The aim of this study is to investigate the knowledge, perceptions, and attitudes of adolescents (15-24) towards HIV/AIDS in order to institute meaningful preventive measures for the control of HIV/AIDS.
Ultimately, the study will provide information on appropriate intervention methods necessary for preventing HIV/AIDS among adolescents in the community.
With respect to the theme of our research, the following research questions shall be addressed:
1. What knowledge do adolescents in Kigali City Province have about HIV/AIDS?
2. What are the perceptions and attitudes by adolescents towards HIV/AIDS preventions?
3. Which preventive method(s) do they use?
4. Do they perceive any risk of contracting/getting HIV/AIDS?

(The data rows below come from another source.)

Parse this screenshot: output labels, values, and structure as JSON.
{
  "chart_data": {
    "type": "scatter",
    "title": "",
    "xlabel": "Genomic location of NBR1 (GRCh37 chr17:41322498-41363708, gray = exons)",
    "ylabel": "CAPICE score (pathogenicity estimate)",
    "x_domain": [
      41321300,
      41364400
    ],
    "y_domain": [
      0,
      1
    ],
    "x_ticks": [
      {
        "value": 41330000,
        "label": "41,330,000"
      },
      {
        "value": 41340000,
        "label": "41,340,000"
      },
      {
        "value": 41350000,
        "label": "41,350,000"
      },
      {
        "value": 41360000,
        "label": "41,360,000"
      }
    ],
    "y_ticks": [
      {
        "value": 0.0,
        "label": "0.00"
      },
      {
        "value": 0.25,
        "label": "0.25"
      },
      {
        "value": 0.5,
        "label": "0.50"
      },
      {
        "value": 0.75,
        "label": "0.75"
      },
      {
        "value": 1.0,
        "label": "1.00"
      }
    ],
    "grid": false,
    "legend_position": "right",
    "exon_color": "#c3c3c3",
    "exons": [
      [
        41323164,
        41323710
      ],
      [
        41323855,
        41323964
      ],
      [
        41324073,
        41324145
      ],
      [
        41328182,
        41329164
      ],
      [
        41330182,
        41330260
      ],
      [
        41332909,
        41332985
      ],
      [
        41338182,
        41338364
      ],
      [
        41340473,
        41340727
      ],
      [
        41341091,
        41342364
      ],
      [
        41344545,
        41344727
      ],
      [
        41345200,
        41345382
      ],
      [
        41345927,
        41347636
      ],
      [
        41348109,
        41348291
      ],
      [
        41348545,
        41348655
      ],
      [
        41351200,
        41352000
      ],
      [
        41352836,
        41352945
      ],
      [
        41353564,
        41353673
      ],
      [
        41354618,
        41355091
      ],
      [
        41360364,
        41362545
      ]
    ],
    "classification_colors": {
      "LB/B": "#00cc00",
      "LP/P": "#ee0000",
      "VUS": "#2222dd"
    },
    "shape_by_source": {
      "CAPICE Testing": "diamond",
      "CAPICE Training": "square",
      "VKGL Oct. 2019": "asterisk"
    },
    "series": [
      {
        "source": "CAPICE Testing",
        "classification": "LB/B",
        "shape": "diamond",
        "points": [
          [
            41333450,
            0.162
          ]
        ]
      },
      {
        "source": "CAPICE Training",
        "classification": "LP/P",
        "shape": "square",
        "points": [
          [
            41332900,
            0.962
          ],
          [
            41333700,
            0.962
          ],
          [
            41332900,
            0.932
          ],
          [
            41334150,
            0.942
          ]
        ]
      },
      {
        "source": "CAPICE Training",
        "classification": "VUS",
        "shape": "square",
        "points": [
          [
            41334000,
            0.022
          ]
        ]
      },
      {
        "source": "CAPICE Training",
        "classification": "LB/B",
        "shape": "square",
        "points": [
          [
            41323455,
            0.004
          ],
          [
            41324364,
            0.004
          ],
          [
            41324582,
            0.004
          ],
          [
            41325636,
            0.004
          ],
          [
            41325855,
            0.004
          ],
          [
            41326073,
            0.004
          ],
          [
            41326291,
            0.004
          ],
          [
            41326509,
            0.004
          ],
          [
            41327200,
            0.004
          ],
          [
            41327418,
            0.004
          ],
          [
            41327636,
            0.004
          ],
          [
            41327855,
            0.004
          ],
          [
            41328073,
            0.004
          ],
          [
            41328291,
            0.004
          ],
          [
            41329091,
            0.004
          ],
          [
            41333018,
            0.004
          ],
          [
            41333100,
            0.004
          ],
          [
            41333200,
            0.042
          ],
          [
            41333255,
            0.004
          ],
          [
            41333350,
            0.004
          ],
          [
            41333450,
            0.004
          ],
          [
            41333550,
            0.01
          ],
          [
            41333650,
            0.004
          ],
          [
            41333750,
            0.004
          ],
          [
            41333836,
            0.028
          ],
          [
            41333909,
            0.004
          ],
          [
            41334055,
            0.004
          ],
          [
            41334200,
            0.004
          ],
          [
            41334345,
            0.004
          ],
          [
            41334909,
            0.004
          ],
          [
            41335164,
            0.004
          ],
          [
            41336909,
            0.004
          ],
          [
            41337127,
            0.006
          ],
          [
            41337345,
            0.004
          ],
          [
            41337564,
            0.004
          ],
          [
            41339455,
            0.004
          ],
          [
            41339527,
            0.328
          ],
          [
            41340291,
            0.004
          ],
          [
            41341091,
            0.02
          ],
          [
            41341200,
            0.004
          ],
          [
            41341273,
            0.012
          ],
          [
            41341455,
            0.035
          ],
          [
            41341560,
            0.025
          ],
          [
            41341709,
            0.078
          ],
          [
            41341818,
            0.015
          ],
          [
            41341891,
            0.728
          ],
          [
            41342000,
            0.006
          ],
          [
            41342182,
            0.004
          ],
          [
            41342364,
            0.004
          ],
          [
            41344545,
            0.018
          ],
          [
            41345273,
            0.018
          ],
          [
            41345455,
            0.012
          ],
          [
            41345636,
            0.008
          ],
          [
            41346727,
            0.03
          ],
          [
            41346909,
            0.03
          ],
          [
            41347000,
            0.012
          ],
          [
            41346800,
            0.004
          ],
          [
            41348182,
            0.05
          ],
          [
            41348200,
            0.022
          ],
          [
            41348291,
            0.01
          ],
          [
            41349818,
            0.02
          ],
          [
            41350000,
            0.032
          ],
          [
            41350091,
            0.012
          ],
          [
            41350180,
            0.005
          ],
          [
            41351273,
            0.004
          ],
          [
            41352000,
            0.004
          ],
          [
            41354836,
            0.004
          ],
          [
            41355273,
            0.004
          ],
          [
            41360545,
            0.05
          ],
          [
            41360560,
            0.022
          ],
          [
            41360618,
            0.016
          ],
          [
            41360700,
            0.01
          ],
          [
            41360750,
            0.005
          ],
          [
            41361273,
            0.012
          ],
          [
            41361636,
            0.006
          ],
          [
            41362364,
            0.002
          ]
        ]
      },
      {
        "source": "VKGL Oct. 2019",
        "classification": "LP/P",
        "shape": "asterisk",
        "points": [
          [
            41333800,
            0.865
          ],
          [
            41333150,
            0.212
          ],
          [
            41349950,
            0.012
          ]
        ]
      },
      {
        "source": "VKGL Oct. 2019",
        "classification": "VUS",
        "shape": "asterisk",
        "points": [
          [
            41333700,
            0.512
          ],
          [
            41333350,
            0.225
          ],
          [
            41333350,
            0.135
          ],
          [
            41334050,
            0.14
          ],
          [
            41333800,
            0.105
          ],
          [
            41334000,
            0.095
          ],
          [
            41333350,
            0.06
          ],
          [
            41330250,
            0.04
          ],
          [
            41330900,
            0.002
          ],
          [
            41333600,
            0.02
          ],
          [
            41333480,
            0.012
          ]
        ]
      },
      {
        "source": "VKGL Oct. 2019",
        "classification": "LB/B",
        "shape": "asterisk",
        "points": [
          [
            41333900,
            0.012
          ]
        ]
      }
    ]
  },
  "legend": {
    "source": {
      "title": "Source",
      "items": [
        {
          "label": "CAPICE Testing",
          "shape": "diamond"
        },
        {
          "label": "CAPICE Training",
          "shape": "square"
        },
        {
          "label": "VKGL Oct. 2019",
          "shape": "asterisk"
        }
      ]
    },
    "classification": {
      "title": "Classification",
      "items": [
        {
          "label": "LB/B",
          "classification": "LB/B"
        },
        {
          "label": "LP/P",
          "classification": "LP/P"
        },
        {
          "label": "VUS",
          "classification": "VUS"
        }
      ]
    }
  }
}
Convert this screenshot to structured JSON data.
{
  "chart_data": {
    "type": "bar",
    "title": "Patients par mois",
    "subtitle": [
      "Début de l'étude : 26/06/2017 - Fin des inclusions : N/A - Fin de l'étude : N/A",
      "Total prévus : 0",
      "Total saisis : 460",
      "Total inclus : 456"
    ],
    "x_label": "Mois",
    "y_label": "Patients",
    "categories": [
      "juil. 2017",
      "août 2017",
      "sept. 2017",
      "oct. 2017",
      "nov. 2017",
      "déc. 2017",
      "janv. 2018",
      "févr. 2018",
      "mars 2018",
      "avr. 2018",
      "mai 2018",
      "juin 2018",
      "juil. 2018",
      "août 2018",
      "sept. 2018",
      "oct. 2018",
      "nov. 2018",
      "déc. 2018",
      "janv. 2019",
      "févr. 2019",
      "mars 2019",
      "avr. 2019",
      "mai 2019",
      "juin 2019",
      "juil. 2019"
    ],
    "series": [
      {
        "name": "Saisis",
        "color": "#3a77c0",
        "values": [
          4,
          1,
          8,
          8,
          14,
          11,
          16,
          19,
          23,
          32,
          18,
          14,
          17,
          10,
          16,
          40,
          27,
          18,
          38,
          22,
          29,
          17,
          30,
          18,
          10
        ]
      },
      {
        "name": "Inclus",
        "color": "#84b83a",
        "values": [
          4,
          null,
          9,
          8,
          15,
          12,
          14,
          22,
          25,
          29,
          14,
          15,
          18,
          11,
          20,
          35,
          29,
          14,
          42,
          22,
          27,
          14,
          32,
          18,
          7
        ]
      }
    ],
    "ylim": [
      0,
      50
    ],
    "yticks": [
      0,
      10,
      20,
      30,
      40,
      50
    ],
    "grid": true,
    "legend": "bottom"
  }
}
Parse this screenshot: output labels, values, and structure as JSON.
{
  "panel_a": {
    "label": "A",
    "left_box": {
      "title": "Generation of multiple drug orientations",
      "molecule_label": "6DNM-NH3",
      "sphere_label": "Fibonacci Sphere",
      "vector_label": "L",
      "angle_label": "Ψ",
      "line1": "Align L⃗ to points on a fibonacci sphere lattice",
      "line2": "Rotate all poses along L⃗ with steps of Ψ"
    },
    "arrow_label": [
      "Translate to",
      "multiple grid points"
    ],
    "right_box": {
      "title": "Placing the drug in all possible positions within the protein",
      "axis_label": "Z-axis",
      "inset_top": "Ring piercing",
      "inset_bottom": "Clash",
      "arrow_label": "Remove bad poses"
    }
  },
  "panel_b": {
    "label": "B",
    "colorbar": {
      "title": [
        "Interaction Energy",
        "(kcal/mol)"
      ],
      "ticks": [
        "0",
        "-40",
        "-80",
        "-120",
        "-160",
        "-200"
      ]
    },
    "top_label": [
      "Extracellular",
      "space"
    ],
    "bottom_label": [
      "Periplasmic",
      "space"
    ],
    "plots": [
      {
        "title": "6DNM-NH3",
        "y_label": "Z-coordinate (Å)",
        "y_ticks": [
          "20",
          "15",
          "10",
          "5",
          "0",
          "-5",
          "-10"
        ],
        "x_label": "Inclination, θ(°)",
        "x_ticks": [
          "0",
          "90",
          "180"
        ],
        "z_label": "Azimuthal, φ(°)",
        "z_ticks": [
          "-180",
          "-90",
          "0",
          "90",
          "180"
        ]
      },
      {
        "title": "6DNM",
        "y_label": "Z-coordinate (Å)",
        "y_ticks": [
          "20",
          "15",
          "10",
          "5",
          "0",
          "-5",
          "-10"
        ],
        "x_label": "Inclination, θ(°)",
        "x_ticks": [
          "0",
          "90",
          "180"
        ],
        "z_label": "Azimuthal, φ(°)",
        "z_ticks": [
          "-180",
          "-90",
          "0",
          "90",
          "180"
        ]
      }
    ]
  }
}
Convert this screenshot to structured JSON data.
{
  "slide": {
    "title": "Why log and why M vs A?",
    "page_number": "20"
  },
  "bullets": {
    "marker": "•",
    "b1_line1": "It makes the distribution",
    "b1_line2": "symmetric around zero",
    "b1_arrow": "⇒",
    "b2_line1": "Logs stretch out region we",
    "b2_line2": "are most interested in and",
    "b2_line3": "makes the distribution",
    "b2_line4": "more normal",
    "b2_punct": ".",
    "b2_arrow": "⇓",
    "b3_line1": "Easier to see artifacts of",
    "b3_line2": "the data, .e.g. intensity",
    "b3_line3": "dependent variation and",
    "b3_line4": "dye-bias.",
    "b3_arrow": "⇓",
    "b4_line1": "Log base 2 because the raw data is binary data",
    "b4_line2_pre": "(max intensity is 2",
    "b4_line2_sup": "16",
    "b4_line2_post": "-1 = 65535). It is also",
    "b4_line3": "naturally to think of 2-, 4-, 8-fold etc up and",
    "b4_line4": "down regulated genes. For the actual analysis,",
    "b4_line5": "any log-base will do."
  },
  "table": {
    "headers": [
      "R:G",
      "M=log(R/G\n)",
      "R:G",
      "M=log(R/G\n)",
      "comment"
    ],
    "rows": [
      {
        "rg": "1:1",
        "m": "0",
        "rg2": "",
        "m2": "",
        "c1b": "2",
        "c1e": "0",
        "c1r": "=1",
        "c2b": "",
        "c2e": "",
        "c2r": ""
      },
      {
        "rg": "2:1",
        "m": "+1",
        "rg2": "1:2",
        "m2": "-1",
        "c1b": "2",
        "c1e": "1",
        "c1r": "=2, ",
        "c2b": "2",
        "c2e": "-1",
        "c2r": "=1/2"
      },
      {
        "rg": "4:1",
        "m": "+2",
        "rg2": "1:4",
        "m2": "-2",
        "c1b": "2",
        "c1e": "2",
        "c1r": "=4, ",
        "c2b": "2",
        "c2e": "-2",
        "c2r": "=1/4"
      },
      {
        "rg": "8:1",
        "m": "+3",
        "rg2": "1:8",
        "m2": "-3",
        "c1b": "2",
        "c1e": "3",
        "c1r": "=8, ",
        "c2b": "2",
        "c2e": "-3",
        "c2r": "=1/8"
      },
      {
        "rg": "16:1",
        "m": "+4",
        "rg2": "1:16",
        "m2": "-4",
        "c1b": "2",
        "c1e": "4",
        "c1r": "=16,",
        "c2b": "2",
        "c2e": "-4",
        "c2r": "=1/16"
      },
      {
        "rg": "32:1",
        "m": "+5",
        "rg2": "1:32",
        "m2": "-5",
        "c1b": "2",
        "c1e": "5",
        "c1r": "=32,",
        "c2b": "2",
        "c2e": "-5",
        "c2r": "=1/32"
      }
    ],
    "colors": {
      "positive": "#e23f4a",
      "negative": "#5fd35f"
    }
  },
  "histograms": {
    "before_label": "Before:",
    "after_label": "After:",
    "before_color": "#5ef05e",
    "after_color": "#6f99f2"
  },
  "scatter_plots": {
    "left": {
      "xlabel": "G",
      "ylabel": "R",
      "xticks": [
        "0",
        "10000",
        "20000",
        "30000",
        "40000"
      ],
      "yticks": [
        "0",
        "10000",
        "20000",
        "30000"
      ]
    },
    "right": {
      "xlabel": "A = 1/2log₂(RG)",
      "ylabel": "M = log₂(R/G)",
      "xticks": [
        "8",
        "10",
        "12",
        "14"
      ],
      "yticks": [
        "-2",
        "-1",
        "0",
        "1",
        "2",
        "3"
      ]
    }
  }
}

Qualitative research approach will be used to address HIV/AIDS prevention among adolescents. Qualitative methodology or deductive approach according to
Pope and Mays (1995) is used to explore, interpret or illustrate the actions and/or subjective experiences of research participants. In other words qualitative research tends to give a comprehensive data about human observations, thoughts and feelings; it tries to establish meaning from human life experiences.
As the focus of our study is to investigate the knowledge, perceptions, and attitudes of adolescents and young adults towards HIV/AIDS and its prevention, a qualitative approach will allow the participants to express their feelings and experiences genuinely (Punch 1998).